No cultur no futur

 


 

   « Ce virus ne réalise-t-il pas le rêve ultime des néolibéraux : chacun, confiné seul chez soi devant son écran, participant à la numérisation intégrale de la santé et de l’éducation, tandis que toute forme de vie sociale et d’agora démocratique était décrétée vecteur de contamination »

                                                       Barbara Stiegler. De la démocratie en pandémie

 

 

   Une mobilisation importante du milieu culturel haut-pyrénéen aura lieu ce week-end. A Bagnères, elle prendra la forme d’une marche d’un lieu culturel fermé à un autre, l’après-midi du samedi 20 mars (départ Salies 14h30), puis d’une boucle à vélo entre médiathèque et Alamzik le jour suivant (départ médiathèque14h).   

   L’appel a été lancé sur notre département par vingt-deux associations ou collectifs (Fraktal, Maynats, Traverse, Cartel Bigourdan et Osez le vélo pour la Haute-Bigorre). Cette mobilisation fait écho à l’occupation d’une soixantaine de lieux culturels (théâtres et opéras particulièrement) qui a démarré dans le pays il y a quinze jours.

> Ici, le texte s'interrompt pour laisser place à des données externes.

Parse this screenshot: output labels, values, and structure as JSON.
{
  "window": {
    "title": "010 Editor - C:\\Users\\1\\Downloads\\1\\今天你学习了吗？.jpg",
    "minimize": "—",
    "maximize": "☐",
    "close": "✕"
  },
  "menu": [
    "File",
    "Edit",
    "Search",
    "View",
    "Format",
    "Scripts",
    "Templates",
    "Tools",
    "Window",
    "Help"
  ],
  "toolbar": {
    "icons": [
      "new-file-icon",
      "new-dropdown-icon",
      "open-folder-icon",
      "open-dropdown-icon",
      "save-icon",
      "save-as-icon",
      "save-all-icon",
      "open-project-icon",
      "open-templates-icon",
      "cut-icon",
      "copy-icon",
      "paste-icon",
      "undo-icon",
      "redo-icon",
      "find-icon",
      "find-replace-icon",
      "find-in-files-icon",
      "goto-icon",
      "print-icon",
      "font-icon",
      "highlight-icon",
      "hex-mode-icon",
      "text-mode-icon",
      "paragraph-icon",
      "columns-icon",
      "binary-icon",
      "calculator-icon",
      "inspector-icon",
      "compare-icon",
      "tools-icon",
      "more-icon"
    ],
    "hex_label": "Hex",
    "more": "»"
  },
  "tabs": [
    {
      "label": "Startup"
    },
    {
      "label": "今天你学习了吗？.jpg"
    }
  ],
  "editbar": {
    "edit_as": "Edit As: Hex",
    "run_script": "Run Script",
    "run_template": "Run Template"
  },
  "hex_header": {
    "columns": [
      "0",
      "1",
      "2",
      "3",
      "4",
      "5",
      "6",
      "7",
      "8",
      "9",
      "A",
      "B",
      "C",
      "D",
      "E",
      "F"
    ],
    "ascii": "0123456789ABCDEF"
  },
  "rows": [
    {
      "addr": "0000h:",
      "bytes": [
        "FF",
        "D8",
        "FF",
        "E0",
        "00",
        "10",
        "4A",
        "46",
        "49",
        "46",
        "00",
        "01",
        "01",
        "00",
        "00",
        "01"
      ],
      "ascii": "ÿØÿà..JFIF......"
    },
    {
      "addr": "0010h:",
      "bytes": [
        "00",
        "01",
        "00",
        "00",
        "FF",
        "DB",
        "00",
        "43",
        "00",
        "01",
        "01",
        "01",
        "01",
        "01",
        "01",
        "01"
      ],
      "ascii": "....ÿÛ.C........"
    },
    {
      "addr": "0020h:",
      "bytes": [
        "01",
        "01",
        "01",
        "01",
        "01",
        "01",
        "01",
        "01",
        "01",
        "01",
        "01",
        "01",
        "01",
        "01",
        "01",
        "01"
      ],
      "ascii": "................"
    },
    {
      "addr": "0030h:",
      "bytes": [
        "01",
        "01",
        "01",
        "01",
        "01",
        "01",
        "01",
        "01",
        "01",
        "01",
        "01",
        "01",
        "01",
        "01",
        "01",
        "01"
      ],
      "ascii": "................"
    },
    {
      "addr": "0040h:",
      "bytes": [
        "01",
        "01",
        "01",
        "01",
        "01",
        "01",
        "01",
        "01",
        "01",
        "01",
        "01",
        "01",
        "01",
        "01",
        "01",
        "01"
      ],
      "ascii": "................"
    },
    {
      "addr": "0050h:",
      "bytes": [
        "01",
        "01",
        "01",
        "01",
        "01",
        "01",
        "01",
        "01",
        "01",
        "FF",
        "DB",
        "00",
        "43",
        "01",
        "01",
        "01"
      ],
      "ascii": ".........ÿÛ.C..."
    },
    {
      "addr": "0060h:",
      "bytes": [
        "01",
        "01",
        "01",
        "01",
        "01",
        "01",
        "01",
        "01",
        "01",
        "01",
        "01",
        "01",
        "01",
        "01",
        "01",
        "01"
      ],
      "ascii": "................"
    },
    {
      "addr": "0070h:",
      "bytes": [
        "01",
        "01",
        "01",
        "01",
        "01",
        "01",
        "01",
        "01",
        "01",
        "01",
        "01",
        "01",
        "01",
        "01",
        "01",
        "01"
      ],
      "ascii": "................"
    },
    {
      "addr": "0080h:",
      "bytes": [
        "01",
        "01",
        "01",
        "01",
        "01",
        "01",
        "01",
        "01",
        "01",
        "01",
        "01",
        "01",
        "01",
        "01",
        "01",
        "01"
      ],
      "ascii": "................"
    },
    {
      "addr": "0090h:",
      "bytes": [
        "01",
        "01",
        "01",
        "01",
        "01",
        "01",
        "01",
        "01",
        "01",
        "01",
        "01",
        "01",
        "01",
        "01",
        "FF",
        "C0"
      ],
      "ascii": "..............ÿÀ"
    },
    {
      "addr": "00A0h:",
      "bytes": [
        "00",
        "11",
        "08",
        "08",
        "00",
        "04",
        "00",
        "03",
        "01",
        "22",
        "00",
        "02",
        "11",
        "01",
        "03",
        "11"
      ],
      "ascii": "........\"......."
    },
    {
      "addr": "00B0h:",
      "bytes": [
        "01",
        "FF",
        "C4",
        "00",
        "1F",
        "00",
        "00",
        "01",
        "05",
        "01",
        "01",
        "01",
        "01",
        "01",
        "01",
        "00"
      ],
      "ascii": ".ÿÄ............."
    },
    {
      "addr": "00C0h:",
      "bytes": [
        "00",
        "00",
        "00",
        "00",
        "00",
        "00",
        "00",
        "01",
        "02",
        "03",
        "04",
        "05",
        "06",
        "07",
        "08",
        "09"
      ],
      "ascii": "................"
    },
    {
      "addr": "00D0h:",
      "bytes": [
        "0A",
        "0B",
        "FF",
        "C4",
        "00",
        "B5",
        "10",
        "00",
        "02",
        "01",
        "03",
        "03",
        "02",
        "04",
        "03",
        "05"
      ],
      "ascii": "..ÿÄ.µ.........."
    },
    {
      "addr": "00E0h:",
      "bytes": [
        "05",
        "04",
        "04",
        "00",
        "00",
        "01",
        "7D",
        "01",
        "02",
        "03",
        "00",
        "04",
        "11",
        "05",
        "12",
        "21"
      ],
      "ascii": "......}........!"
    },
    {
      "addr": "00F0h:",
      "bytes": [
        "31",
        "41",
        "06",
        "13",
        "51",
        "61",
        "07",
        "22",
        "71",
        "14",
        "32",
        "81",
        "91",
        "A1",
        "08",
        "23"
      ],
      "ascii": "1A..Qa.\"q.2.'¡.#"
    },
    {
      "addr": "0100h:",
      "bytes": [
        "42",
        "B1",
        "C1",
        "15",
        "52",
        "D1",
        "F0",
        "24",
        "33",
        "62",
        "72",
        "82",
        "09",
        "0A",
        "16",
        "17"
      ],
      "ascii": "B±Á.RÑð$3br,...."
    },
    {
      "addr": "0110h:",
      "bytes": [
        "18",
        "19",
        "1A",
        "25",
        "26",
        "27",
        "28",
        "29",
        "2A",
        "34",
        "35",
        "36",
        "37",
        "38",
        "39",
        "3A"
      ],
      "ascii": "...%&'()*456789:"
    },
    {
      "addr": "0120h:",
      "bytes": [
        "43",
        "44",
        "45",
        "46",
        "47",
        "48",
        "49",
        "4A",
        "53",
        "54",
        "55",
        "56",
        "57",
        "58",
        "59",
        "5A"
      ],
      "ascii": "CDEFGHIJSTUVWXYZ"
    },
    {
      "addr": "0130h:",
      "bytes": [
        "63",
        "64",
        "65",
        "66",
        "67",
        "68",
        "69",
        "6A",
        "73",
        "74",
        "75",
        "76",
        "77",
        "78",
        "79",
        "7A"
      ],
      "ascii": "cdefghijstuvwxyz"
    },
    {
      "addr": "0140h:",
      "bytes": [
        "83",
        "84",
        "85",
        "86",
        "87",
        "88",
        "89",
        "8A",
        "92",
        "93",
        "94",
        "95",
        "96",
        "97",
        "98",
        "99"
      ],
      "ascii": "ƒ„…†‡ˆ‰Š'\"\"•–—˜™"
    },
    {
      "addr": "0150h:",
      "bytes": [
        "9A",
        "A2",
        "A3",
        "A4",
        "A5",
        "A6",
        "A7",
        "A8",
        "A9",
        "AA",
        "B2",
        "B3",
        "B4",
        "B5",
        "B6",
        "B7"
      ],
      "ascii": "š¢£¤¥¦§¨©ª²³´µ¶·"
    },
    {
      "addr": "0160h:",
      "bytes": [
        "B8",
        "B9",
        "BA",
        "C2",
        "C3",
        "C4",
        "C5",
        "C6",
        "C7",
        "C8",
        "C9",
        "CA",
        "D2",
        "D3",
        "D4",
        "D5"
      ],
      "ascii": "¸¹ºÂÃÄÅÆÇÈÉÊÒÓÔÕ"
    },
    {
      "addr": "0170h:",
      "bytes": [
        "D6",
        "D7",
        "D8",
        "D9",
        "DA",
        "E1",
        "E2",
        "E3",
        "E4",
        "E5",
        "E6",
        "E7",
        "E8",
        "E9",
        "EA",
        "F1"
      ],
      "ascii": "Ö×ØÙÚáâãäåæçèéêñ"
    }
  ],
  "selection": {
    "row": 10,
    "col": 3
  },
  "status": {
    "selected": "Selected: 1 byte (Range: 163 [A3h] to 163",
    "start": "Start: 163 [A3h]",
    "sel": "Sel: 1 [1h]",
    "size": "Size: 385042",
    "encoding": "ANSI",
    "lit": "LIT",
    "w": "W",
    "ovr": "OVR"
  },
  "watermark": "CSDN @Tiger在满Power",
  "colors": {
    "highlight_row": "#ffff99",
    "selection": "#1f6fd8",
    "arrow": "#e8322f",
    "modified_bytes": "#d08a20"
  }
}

   Le communiqué du collectif est un appel aux élus locaux et nationaux, mais aussi aux habitants et spectateurs, à faire entendre leur désir de culture. « La fermeture des salles, des théâtres, des cinémas, des salles des fêtes, l’arrêt pratiquement total de la vie associative plongent les populations dans un isolement desséchant, dans une impossibilité d’agir, dans l’incapacité de faire société et de mieux faire humanité ensemble. Il y a danger, dans une désespérance évidente, de faire le lit des démagogues. ». Le collectif demande la réouverture des lieux culturels au public, une prorogation des droits des intermittent.e.s, la mobilisation de crédits du plan de relance pour soutenir l’emploi du secteur de la culture et la suspension de tout projet de réforme des conditions d'accès à l'assurance chômage, dans un contexte de grande fragilisation des personnes en situation de précarité.

 

   On ne peut que se sentir solidaire de cet appel. D’abord parce que la culture est essentielle à notre vie en société. Et puis parce que plusieurs études récentes mettent en évidence que, lorsqu’on respecte des règles sanitaires strictes, les lieux de culture ne se transforment jamais en clusters. Des chercheurs allemands viennent de montrer que le taux de reproduction du virus (le nombre moyen d’individus qu’une personne porteuse peut contaminer) est de 0,5 dans les lieux culturels avec port du masque obligatoire et une jauge à 30%, alors qu’il est de 1 dans un supermarché ou un restaurant, de 1,5 dans un open-space ou un train et de 3 dans un établissement scolaire. Ce faible risque de contamination s’explique par le fait que le public parle peu dans une salle de spectacle. La projection de gouttelettes potentiellement infectieuses y est donc très limitée.

   Ouvrons donc les salles de spectacle et de cinéma, recréons un peu de lien autour de la culture. Contredisons notre président, qui sait ce qui est essentiel ou ne l’est pas pour la population. La culture ne représente probablement pas un part suffisante du PIB pour qu’il la déclare essentielle. L’économie, la production, la consommation, voilà pour lui les secteurs clés. On laisse les supermarchés ouverts, on permet aux gens de s’entasser dans le métro pour aller travailler, on laisse les écoles ouvertes pour que les parents puissent rester productifs. Les universités, par contre, sont quantité négligeable (l’élite se forme dans les grandes écoles), elles peuvent donc rester fermées, et tant pis pour la génération perdue qui aurait dû y faire ses premières armes. Les vieux, enfin, sont improductifs donc invisibles, mais il faut les protéger, car des hécatombes dans les EHPAD ne feraient pas bon effet. Alors, puisque l’état d’urgence sanitaire permet de restreindre les libertés publiques de façon arbitraire, en légiférant par ordonnances, donc hors de tout contrôle parlementaire, interdisons-leur de sortir de leurs structures et même d’y recevoir des visites. C’est inhumain, cela provoque aussi des hécatombes, mais personne ne s’en rend compte…

 

   Les jeunes, les vieux, les précaires et la culture sont les victimes directes de la pandémie. Notre démocratie et nos libertés sont des victimes collatérales. Mobilisons-nous pour défendre ce qui nous est cher.